At the other end of the health care service the problem is even more serious. When you enter hospital you fill out endless forms and are given careful briefings to make sure you understand what the hospital is going to do to you. This is also done to reduce the chances that you will sue. When you leave you get none of that. There is no systematic information about what happens next. Nor any real understanding that a very large number of patients are confused about this and really do need advice and guidance.
Even more worryingly it is often very clear to the hospital staff what is needed next. It just isn't available. Drug addiction treatment, mental health care, elderly care and transition support for those with who leave hospital with disabilities that are either temporary or permanent are all very hard to find. Local authority care funding has been cut and cut again at exactly the same time as the population has got more elderly. So the hospitals all too frequently can't discharge a patient with any dignity. The patient sits in a very expensive hospital bed because there is no care home place available and not enough money for care in their own home. All too frequently someone with serious mental or addiction problems is discharged only for them to come straight back in as a patient a few weeks later because their problem remains or has got worse and there is no place available on programmes designed to prevent this.

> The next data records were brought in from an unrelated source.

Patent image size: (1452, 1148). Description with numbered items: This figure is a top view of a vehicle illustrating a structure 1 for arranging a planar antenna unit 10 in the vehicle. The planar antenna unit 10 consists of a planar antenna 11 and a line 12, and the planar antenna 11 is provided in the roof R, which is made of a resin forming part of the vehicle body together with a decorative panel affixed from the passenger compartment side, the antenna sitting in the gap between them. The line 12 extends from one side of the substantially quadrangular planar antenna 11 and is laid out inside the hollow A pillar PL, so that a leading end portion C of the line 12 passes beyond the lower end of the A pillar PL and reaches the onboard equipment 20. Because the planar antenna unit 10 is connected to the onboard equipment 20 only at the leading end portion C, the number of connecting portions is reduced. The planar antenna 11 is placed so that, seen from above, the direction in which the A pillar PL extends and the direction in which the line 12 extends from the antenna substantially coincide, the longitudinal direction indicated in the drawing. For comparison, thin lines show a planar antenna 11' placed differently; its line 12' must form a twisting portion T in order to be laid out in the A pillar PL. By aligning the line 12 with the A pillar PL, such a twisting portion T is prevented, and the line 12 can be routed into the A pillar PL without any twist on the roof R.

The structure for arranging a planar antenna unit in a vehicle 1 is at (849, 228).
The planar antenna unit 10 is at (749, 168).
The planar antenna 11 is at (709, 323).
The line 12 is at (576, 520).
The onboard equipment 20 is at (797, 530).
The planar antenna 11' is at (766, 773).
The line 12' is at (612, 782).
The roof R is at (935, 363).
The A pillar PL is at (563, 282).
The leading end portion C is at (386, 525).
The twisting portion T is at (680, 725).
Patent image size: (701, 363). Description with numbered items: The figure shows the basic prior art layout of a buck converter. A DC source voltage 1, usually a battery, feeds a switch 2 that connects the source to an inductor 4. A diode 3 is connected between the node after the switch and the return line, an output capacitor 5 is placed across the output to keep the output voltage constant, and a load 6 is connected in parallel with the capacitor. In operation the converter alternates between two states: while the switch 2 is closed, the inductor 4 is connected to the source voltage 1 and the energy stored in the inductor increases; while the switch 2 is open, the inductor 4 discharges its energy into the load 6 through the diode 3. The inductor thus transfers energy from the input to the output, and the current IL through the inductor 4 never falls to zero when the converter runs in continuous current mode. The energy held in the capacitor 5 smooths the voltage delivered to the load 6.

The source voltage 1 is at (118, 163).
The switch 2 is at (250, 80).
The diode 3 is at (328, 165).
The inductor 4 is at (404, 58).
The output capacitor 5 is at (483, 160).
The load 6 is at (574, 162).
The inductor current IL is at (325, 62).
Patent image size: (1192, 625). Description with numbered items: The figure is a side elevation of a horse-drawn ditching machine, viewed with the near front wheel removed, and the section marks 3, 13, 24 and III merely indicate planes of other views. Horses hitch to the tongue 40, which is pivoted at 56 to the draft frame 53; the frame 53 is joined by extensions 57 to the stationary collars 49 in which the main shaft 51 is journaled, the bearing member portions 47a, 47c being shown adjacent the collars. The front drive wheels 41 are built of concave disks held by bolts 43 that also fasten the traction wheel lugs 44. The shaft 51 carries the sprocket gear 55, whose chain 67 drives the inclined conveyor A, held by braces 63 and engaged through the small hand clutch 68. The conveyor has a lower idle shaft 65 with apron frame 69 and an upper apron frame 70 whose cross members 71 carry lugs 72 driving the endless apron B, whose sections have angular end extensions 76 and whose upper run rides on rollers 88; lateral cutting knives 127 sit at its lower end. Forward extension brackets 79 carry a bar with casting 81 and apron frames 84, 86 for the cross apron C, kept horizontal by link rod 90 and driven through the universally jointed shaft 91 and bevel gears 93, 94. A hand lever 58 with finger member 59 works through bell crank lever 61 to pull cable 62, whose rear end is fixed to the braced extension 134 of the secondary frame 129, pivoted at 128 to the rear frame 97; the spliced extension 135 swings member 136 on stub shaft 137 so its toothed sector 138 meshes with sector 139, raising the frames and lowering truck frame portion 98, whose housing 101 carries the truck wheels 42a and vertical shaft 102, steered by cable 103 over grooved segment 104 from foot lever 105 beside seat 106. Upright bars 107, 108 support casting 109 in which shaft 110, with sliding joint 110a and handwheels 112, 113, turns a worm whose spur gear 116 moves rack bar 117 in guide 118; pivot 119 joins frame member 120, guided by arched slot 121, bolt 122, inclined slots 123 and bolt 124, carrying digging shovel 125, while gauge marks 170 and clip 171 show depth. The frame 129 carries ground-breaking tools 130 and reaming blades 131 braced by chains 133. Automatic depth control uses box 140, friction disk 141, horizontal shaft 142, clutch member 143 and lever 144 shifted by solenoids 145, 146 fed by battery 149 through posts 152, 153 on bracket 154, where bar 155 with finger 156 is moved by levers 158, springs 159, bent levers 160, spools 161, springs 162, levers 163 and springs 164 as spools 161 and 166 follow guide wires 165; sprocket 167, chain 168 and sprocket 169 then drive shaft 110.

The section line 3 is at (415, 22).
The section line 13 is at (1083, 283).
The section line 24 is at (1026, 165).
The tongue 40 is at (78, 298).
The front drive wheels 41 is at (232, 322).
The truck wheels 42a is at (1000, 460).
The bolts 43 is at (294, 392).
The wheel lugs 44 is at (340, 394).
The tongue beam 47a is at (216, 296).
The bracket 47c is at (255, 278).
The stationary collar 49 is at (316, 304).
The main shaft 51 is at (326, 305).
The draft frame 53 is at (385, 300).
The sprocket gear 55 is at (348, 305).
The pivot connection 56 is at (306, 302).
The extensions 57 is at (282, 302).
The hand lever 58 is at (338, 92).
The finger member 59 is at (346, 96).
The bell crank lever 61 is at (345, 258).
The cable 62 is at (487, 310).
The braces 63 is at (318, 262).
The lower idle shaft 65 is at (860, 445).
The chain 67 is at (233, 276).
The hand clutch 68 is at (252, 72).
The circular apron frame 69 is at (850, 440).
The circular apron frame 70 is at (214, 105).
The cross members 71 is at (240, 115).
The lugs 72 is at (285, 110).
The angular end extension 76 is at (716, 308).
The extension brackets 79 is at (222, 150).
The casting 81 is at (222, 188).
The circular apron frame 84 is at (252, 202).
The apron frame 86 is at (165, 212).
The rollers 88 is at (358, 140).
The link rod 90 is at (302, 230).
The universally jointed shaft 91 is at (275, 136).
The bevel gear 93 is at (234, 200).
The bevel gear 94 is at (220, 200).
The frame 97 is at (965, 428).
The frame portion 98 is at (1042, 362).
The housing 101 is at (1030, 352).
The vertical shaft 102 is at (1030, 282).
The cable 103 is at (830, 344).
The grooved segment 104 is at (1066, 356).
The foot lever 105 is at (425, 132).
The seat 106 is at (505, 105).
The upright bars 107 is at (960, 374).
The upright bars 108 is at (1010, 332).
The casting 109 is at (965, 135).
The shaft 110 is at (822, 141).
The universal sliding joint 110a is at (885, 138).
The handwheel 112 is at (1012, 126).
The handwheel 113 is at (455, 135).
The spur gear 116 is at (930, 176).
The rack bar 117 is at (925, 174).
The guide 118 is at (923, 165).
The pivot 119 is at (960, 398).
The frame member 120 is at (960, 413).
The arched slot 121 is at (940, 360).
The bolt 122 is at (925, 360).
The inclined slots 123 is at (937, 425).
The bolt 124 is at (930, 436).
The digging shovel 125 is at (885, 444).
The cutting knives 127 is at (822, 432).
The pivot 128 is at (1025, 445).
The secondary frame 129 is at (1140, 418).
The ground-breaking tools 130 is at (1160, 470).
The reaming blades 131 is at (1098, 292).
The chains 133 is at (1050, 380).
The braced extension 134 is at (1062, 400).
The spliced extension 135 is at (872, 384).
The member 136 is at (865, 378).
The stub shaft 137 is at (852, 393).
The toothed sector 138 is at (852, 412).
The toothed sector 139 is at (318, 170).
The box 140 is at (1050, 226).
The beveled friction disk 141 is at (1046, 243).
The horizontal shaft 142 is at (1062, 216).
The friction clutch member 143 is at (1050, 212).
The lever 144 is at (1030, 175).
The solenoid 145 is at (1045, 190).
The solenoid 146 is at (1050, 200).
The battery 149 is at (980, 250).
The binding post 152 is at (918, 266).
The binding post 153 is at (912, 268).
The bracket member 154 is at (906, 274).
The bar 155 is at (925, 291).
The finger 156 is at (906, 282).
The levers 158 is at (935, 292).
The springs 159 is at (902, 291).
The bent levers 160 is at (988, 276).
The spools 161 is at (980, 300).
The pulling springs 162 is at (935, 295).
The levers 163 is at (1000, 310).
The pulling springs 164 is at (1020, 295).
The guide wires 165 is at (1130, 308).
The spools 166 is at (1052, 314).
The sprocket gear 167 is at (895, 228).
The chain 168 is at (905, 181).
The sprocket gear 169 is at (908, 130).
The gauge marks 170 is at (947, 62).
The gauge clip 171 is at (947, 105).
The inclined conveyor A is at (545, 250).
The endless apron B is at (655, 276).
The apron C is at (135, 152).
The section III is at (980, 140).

There is much talk about this care and health interface problem and even some attempts in Scotland and in Manchester to try and tackle it with integrated funding. There is simply no realistic understanding of the scale of the care funding challenge. You cannot have an increasingly elderly population, a pathetically weak care service and no crisis in the NHS. Or indeed in the wider community as people struggle to work out how to help their elderly parents often from many miles away without the family money to fill the gaps in the service.
So we do need a serious rethink and re-organisation of the service. Just not the one that is being imposed on us at the moment. And we do need to fix the problem that we have more and more elderly people and more and more expensive treatments for them. What we don't need is for that rethink to be undertaken by people who are collecting large consultancy payments for telling us that there must be cuts. We need an intelligent, well thought out properly financed plan.
Finally it is worth saying that there is one other helpful approach to our problems that could be pretty easily adopted. Increase immigration. If you have too many old people and not enough young people to pay for looking after them then it is usually wise to allow more immigration. Something the Conservative German Chancellor clearly understands but very few British Conservatives would dare say.
I wonder how many of the elderly people who would benefit from the help of more young active tax payers voted for that in the Brexit referendum? Or how many of the elderly realised that we are at severe risk of importing back to the country an extra half a million elderly people from places like Spain to clog the system up more completely. Whilst pushing out of the country a couple of million active tax-paying EU citizens? Or did they listen to the promises of £350 million a week for the NHS coming from the very same people who are now telling us the NHS has to be re-organised to save money?